If Orion does not succeed, Americans will be left grounded, for the first time in history simply shrugging at the frontier.

Orion and Constellation can't come soon enough. NASA has said that the three space shuttles will be retired at the end of 2010; Orion is scheduled for its first manned flight in early 2015. So if everything goes perfectly, there will be a nearly five-year gap during which the U.S. will not be able to launch its own astronauts without outside help.

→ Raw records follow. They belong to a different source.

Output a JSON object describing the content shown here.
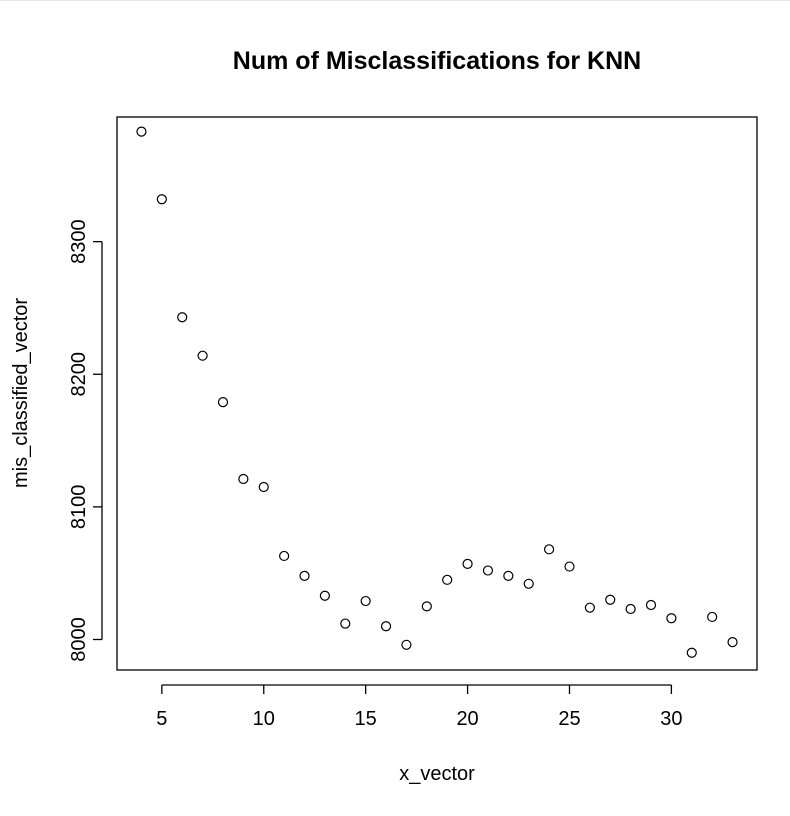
{
  "chart_data": {
    "type": "scatter",
    "title": "Num of Misclassifications for KNN",
    "xlabel": "x_vector",
    "ylabel": "mis_classified_vector",
    "x": [
      4,
      5,
      6,
      7,
      8,
      9,
      10,
      11,
      12,
      13,
      14,
      15,
      16,
      17,
      18,
      19,
      20,
      21,
      22,
      23,
      24,
      25,
      26,
      27,
      28,
      29,
      30,
      31,
      32,
      33
    ],
    "y": [
      8383,
      8332,
      8243,
      8214,
      8179,
      8121,
      8115,
      8063,
      8048,
      8033,
      8012,
      8029,
      8010,
      7996,
      8025,
      8045,
      8057,
      8052,
      8048,
      8042,
      8068,
      8055,
      8024,
      8030,
      8023,
      8026,
      8016,
      7990,
      8017,
      7998
    ],
    "xlim": [
      2.8,
      34.2
    ],
    "ylim": [
      7977,
      8394
    ],
    "xticks": [
      "5",
      "10",
      "15",
      "20",
      "25",
      "30"
    ],
    "yticks": [
      "8000",
      "8100",
      "8200",
      "8300"
    ],
    "grid": false,
    "legend": "none",
    "marker": "open-circle",
    "colors": {
      "foreground": "#000000",
      "background": "#ffffff"
    }
  }
}
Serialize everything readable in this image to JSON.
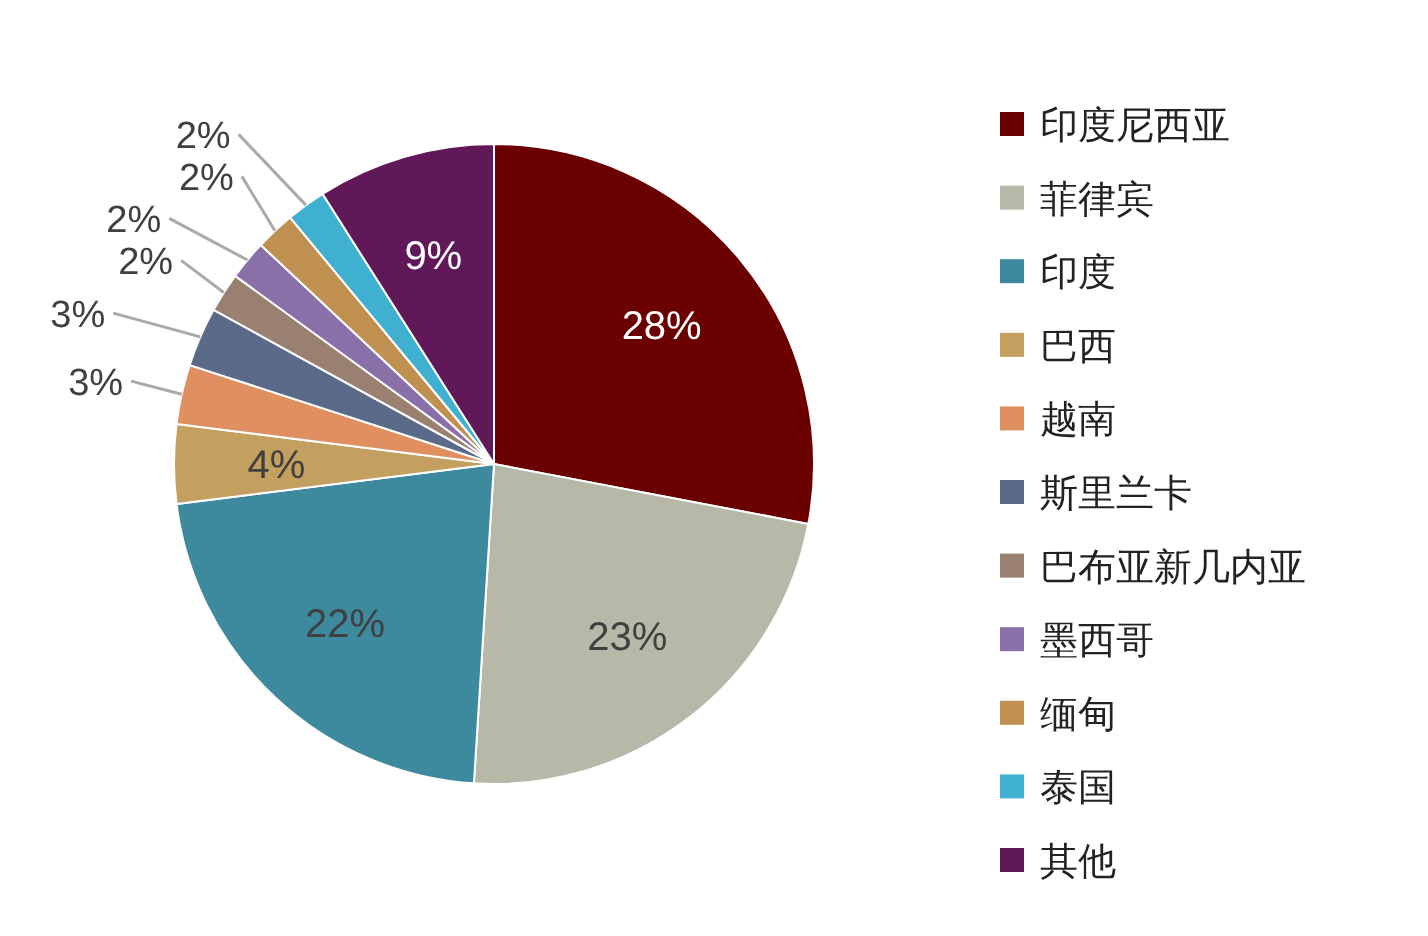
{
  "chart_data": {
    "type": "pie",
    "categories": [
      "印度尼西亚",
      "菲律宾",
      "印度",
      "巴西",
      "越南",
      "斯里兰卡",
      "巴布亚新几内亚",
      "墨西哥",
      "缅甸",
      "泰国",
      "其他"
    ],
    "values": [
      28,
      23,
      22,
      4,
      3,
      3,
      2,
      2,
      2,
      2,
      9
    ],
    "colors": [
      "#6b0000",
      "#b8b8a8",
      "#3d8a9e",
      "#c4a060",
      "#e09060",
      "#5a6a88",
      "#9a8070",
      "#8a70a8",
      "#c09050",
      "#40b0d0",
      "#601858"
    ],
    "value_labels": [
      "28%",
      "23%",
      "22%",
      "4%",
      "3%",
      "3%",
      "2%",
      "2%",
      "2%",
      "2%",
      "9%"
    ],
    "legend": "right"
  }
}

Launch Pad 39-B, at Kennedy Space Center, is one of only two equipped to launch manned rockets. Up close, Pad 39-B is testament to how brutal, even primitive, our approach to space remains. The grounds of the pad encompass 40 acres of scrub brush along the Atlantic Ocean, and much of the 40 acres is blackened by each shuttle launch. Most of the smoke you see in a shuttle launch is actually steam. Starting 17 seconds before launch, a water tower cuts loose 300,000 gallons of water onto the launch pad. The water has nothing to do with heat; it acts as a sound damper. The noise from the shuttle's engines is so powerful that without the protective deluge, the shock waves would bounce off the launch pad, ricochet up, and tear the spaceship apart as it ascends. Astronauts ride a controlled explosion to orbit.

Pad 39-B has launched its share of historic missions, including the space shuttle Challenger, which killed seven astronauts. The first launch from 39-B was Apollo 10 —the formal dress rehearsal for Apollo 11 's landing on the moon—and it sent Tom Stafford and Gene Cernan to within 50,000 feet of the moon's surface. Coming home, the crew set what remains the record for the fastest manned vehicle: 24,791 miles per hour.

Pad 39-B could eventually inaugurate an era of less momentous but equally pioneering launches. It has been pulled from shuttle service and is already being rebuilt to launch Orion.